Léonard administre la Fondation en véritable chef d’entreprise. Une nécessité pour un lieu qui ne vit que du tourisme. Ce ne sont pas les maigres subventions publiques qui couvrent les dépenses d’entretien du site, d’organisation des expositions et les salaires des quelques 40 personnes qui y travaillent en moyenne. Et puis Martigny est à l’écart des grands axes de circulation. Il y a bien un train de Lausanne, mais il faut compter plus de 45 minutes pour rejoindre Martigny. Il faut donc frapper fort avec des expositions très grand public : Chagall, Manet, Van Gogh, Picasso, Miro ; que des grands noms, de préférence des peintres figuratifs pour brasser large. Habile communicant Léonard Gianadda a su attirer de plus en plus de monde à ses expositions temporaires : 8 millions de visiteurs. La Fondation Gianadda est sans doute le premier centre d’exposition suisse, ou pas très loin de la Fondation Beyeler. La moitié des visiteurs vient de Suisse, l’autre moitié de France ou Belgique. Un chiffre dit bien la réussite mais aussi la faiblesse de la Fondation : 63 % des visiteurs viennent expressément pour les expositions.

La barre est haute, il faut au moins 160 000 visiteurs par exposition, pour couvrir les dépenses. Deuxième objectif : augmenter le panier moyen par visiteur, en clair vendre le plus de choses possibles aux visiteurs. Catalogues bien sur, mais aussi calendrier, cartes postales, affiches, buvette, restaurant etc ... Léonard Gianadda décline parfaitement la liste des produits dérivés, et surveille quotidiennement les ventes dans de grands registres qu’il continue à remplir lui-même au crayon.

Un personnage séducteur


L’autre attraction des lieux c’est Léonard Gianadda lui-même. On ne peut pas le rater : une carrure d’athlète, une belle toison sur la tête, une voix chaude et énergique, un séducteur. Monsieur Gianadda (73 ans) a les yeux sur tout, paye lui-même ses consommations, et porte en permanence avec lui un dictaphone avec lequel il enregistre à la volée des tâches à réaliser. Sa Fondation est devenue la grande chose de sa vie, c’est elle qui lui permet de rencontrer les grands artistes, des peintres comme Balthus qu’il allait souvent voir à la Rossinière, ou des musiciens ou chanteurs d’opéra, telle Cécilia Bartoli.
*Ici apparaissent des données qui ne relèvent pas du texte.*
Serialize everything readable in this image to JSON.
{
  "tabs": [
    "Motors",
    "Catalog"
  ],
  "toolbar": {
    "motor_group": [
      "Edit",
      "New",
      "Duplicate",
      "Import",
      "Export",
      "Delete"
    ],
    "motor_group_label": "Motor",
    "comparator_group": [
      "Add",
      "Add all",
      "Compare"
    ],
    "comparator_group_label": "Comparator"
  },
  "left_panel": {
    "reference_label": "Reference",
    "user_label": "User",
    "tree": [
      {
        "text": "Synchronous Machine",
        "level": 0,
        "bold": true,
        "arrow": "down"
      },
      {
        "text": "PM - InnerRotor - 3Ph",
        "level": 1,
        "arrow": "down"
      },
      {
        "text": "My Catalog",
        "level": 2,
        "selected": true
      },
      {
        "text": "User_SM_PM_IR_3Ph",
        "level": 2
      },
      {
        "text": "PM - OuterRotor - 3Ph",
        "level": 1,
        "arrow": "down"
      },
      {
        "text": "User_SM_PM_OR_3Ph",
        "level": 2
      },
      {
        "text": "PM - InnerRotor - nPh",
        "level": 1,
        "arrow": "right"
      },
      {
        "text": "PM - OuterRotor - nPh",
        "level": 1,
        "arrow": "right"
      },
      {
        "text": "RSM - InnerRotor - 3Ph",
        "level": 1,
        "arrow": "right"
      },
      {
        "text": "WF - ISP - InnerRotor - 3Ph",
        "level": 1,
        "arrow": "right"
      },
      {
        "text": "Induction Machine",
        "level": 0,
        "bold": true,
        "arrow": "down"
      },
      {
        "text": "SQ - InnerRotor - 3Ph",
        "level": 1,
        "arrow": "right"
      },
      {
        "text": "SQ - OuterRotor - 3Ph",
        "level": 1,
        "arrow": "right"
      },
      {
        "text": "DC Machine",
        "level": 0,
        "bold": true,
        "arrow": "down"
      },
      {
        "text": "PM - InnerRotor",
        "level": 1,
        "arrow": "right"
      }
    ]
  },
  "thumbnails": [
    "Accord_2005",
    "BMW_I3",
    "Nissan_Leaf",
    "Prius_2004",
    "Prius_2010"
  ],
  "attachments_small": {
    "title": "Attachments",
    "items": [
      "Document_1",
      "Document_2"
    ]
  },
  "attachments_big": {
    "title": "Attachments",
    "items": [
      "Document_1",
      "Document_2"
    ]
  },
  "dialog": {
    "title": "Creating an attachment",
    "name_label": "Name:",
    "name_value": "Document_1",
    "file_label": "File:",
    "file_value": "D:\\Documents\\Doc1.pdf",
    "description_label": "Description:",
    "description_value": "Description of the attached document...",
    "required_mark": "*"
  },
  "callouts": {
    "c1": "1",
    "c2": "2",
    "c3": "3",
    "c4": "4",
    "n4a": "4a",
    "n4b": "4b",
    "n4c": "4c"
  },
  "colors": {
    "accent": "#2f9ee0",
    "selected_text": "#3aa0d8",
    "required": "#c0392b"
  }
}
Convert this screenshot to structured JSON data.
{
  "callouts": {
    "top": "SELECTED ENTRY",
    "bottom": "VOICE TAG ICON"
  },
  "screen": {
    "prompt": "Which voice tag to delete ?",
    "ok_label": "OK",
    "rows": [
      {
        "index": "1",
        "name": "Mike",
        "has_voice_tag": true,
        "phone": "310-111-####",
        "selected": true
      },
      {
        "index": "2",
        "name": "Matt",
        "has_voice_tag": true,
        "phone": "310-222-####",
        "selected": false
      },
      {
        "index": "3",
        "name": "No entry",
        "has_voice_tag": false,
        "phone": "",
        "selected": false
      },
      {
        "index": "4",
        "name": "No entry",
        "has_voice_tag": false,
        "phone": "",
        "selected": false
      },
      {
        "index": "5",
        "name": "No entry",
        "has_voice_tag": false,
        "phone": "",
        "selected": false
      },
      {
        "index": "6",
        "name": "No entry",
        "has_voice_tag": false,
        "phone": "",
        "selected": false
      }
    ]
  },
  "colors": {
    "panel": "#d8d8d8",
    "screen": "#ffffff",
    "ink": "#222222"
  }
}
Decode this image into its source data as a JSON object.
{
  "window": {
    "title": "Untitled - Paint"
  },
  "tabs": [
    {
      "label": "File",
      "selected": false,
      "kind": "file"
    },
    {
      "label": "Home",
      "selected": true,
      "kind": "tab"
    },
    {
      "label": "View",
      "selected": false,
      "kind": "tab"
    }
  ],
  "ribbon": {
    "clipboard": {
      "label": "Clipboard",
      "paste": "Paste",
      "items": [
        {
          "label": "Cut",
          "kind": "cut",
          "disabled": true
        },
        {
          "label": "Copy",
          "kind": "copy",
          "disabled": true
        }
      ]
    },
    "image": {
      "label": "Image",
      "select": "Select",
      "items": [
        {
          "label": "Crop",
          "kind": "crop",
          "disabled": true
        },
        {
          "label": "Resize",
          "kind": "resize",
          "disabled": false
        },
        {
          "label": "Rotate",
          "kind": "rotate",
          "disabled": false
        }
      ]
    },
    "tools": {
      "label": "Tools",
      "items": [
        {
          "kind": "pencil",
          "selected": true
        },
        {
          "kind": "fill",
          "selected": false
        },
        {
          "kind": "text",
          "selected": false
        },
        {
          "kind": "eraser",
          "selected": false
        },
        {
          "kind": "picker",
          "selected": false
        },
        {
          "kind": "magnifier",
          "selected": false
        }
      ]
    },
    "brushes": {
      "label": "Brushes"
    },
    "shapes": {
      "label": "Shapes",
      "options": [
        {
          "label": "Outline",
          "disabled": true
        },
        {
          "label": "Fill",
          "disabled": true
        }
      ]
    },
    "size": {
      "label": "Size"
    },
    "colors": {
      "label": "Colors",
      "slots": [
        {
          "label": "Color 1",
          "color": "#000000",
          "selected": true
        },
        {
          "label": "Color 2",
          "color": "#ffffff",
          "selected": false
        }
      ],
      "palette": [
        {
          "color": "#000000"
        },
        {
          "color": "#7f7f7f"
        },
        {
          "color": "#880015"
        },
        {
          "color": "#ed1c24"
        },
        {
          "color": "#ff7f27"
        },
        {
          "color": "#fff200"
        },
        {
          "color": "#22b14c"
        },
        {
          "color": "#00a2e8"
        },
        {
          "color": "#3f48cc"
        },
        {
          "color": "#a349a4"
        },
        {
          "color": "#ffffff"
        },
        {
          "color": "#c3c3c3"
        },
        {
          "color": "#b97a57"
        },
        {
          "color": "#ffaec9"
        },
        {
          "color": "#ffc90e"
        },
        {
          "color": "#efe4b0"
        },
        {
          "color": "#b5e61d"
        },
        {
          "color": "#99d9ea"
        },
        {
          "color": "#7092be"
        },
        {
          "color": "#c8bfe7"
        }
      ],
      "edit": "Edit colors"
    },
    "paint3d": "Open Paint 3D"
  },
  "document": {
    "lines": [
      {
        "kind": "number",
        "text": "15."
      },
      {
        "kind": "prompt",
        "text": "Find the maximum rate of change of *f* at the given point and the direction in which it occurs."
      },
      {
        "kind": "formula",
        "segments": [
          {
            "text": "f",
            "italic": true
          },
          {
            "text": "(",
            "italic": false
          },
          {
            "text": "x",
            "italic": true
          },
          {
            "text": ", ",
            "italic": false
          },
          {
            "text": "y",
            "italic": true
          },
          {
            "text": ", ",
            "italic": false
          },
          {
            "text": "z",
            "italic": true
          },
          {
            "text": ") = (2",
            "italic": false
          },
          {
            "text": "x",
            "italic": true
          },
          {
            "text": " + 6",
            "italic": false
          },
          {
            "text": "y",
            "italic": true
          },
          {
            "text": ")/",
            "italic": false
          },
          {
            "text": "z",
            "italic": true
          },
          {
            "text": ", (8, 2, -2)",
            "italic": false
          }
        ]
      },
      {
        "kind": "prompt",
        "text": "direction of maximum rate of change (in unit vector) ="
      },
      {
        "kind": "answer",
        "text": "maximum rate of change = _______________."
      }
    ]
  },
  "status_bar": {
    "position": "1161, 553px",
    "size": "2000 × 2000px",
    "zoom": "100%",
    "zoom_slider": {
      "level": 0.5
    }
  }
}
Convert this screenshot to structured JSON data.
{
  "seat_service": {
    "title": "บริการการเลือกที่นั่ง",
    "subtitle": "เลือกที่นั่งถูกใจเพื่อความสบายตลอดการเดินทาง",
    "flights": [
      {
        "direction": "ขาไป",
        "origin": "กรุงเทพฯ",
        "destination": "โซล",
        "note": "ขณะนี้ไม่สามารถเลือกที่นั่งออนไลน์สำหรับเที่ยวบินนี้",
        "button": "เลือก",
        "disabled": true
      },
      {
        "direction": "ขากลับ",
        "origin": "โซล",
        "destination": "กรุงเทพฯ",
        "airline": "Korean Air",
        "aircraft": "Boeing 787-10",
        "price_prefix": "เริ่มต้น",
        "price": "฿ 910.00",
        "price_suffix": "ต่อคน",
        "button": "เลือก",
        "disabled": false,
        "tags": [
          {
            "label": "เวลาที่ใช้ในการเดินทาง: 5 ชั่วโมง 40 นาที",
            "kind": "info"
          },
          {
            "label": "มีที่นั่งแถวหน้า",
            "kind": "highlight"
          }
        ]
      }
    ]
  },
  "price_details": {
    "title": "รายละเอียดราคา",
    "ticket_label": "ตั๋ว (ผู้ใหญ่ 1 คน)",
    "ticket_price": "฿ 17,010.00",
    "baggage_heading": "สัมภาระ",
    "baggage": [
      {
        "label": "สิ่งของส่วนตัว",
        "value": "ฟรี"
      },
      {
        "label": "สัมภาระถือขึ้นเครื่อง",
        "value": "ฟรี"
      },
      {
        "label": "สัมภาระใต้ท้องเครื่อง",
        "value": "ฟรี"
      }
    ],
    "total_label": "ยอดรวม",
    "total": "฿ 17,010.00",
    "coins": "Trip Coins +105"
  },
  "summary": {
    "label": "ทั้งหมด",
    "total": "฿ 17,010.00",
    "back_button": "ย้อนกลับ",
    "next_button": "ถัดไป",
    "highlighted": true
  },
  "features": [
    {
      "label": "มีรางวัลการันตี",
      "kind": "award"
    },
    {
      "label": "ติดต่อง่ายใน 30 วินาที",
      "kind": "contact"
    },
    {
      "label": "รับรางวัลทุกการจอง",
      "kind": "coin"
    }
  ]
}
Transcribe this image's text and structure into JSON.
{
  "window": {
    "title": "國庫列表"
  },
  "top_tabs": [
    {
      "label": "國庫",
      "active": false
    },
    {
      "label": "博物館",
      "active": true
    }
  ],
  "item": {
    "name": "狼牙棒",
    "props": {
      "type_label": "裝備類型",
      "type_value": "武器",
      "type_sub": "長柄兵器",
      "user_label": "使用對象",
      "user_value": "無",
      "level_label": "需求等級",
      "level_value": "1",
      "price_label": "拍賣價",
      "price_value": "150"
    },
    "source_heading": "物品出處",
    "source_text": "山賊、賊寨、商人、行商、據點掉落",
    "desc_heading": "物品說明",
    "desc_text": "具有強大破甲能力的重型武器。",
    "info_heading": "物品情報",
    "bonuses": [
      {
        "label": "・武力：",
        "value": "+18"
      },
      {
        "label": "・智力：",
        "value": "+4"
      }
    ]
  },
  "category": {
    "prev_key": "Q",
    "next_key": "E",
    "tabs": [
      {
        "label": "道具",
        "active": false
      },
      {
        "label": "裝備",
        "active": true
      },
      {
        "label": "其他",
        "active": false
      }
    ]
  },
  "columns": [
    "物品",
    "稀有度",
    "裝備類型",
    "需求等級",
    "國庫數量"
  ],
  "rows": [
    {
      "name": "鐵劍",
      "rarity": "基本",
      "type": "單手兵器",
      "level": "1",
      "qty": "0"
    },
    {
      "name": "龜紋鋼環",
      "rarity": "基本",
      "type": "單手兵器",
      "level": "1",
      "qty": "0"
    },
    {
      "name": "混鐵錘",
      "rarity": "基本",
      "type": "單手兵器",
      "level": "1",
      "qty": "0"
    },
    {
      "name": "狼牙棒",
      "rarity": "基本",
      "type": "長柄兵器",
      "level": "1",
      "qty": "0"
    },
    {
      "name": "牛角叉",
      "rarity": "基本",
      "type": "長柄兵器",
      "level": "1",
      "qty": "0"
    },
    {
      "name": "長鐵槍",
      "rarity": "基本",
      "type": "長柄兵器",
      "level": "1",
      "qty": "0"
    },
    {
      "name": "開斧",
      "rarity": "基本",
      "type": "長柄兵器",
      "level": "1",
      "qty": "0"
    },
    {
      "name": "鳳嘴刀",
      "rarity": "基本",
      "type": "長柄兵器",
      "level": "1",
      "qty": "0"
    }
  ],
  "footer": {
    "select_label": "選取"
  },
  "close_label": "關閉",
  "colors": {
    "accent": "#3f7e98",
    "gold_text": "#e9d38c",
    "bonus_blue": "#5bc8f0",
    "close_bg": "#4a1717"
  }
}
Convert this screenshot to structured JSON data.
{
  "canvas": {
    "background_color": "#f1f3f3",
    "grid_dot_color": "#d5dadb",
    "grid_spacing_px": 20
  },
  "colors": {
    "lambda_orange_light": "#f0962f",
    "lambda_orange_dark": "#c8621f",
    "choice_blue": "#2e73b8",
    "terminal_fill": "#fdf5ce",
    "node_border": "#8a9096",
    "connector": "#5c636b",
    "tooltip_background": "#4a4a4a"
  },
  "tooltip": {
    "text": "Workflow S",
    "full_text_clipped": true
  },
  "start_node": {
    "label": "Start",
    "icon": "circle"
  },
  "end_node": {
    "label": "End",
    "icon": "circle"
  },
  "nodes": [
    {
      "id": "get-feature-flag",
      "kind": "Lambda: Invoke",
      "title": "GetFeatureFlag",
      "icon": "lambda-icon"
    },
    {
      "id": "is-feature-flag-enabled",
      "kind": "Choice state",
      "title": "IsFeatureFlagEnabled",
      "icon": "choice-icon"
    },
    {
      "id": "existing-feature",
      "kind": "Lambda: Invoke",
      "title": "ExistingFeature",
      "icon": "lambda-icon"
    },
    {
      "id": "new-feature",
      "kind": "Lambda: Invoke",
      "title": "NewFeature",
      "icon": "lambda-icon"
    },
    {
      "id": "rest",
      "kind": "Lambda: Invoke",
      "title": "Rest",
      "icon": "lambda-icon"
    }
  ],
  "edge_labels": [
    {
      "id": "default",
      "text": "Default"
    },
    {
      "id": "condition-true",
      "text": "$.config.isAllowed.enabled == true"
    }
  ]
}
Car Léonard Gianadda est un mélomane averti, il organise très régulièrement des concerts de musique classique. Académicien depuis 2003, il semble aussi à l’aise, comme le dit le catalogue un tantinet hagiographique d’une exposition qui lui est consacrée, sur les chantiers que dans les lambris dorés. Pour les 30 ans de la Fondation, la médiathèque de Martigny rend hommage au mécène en exposant les photographies prise par le jeune Léonard quand il était reporter pendant ses études. On y découvre des clichés fort intéressants conjuguant valeur documentaire et qualité de la prise de vue : Le Caire en 1956, les processions Paris-Chartres (1957), Moscou, Rome (1957)... Les photographies en noir et blanc évoquent les images humanistes d’un Brassai.

Homme d’affaires, mécène, académicien, mélomane, collectionneur, il ne manquait plus que les talents de l’artiste pour compléter un parcours exceptionnel.